Keunikan lari di Gunung Gede adalah trek berbatunya. Sepanjang pintu masuk hingga Pos Kandang Badak jalan berbatu disusun rapi. Para atlet lari menganggap ini sebagai penambah kesulitan berlari. Patut waspada saat sedang atau selesai turun hujan. Permukaan batu yang licin jadi hambatan.

Keunikan lain melakukan Mountain Running di Gunung Gede adalah banyaknya pengunjung. Jalur Cibodas menuju Gunung Gede ada wisata air terjun Cibereum dan air panas. Pelari akan sering berpapasan atau menyusul pengunjung. Ada yang duduk menghela nafas istirahat di pinggir trek  atau sedang makan mengisi tenaga.

Bagi pelari, ini memunculkan pertanyaan, “Kita saja yang berlari bisa kuat, mengapa mereka yang jalan tidak bisa?” Pertanyaan itu harus dilihat sebagai upaya penyemangat untuk melakukan perjalanan menuju wisata air terjun atau air panas.

Pemandangan beda lain tentu pendaki dengan ransel berat di punggungnya.
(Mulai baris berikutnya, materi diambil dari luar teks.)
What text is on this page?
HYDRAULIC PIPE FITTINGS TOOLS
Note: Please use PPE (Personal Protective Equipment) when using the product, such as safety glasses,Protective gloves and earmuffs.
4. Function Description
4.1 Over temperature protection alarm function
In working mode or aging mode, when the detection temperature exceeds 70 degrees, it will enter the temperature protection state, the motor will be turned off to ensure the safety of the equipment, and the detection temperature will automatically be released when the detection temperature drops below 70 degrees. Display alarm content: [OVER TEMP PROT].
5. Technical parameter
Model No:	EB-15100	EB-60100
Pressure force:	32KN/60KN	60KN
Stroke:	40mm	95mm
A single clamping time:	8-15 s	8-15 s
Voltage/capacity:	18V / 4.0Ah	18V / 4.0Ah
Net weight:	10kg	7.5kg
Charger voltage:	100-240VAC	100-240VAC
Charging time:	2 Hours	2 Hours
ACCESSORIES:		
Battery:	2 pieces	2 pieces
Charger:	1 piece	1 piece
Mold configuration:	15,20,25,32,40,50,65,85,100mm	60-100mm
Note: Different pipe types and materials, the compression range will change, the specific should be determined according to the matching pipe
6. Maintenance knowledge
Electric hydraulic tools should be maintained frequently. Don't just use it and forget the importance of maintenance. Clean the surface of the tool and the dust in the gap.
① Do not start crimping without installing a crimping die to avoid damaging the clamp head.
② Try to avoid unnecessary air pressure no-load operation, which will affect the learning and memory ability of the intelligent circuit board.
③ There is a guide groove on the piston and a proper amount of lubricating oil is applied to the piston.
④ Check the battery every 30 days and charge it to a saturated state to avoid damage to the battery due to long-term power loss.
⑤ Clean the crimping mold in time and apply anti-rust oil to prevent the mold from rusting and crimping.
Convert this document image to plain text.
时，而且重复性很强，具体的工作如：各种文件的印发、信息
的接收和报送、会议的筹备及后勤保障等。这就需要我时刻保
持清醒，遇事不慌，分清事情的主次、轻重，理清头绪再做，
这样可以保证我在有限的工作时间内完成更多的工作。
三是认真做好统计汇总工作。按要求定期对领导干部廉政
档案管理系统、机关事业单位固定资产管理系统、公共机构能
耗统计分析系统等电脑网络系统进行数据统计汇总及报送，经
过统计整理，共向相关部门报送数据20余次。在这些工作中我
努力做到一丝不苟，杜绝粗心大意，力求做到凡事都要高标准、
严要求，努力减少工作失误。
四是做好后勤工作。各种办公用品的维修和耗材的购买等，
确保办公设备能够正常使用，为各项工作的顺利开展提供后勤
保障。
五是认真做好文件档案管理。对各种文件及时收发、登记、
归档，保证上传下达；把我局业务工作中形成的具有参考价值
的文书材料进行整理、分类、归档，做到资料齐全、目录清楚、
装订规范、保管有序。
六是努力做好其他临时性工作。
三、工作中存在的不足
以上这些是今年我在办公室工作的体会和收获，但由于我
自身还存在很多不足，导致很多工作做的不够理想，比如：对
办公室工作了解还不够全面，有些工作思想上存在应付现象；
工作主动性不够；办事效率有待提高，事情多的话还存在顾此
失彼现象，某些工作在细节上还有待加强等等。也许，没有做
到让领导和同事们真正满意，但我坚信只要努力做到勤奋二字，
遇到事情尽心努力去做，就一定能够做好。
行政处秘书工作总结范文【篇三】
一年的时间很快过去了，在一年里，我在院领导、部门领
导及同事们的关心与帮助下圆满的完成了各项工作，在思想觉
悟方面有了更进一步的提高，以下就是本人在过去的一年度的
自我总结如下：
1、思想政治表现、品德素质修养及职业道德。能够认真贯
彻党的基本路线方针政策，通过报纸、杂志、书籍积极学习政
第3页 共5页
Kebalikan dari pelari yang hanya bawa air dan cemilan.

Meringkas Waktu

Jadilah Mountain Running di Gunung Gede mirip seperti kawanan tupai yang melompat-lompat dari ranting ke ranting. Bedanya, kita melompat batu demi batu dengan kecepatan lebih dari pejalan lain demi meringkas waktu. Pilihan perjalanan ini patut dicoba.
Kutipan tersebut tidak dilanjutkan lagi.